Once upon a time, my wife worked with a woman who had fled Romania under the Ceaușescu regime. It was quite a story: Night-time border crossings, underground paperwork, refugee camps, bribes. The country was then rigidly Catholic, and women of child-bearing years were subject to compulsory gynecological examinations to investigate whether or not they might have had an abortion.
I’m reminded of that by learning this tidbit about the Virginia GOP’s nominee for Attorney General.
If a woman in Virginia has a miscarriage without a doctor present, they must report it within 24 hours to the police or risk going to jail for a full year. At least, that’s what would have happened if a bill introduced by Virginia state Sen. Mark Obenshain (R) had become law.

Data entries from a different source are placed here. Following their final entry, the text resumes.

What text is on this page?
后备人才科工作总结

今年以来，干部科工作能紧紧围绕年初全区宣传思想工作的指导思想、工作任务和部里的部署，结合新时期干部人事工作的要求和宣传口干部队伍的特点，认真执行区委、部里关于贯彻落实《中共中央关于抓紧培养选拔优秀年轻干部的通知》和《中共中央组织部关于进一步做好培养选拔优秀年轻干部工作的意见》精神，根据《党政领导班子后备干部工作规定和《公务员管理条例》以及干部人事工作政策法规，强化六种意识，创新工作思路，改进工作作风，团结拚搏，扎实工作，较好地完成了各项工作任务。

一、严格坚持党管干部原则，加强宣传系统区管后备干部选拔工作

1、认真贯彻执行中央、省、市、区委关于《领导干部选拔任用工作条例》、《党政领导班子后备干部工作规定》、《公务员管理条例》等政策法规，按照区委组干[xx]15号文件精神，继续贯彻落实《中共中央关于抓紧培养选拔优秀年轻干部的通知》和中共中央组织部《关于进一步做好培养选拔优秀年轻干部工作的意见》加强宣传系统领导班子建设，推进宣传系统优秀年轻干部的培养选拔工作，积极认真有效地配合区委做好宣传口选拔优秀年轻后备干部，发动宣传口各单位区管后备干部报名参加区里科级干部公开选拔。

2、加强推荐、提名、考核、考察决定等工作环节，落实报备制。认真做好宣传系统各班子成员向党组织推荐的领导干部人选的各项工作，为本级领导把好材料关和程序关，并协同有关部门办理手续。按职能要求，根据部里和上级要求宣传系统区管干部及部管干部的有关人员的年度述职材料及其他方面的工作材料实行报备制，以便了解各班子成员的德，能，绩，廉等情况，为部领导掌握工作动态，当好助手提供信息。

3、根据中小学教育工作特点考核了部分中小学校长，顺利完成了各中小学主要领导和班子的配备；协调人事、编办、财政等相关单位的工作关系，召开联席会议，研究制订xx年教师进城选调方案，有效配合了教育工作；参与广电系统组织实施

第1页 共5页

And yet, the Virginia Republican Party wants to make Obenshain into the state’s top prosecutor.
This is ugly stuff, and proceeds from a deeply un-American contempt for the right and ability of our fellow citizens to make their own decisions — but why, really, is anybody surprised? That is the inescapable implication of the things the Teavangelicals believe.
We are all, remember, no damn good, depraved, with hearts filled with an inexhaustible yearning toward evil.
If you actually believe that, that we are all innately wicked and deserving of only contempt and loathing, but also believe that your neighbors are worse off because you have at least been blessed with special cosmic insights denied those ‘others,’ then it inescapably follows that they require your supervision.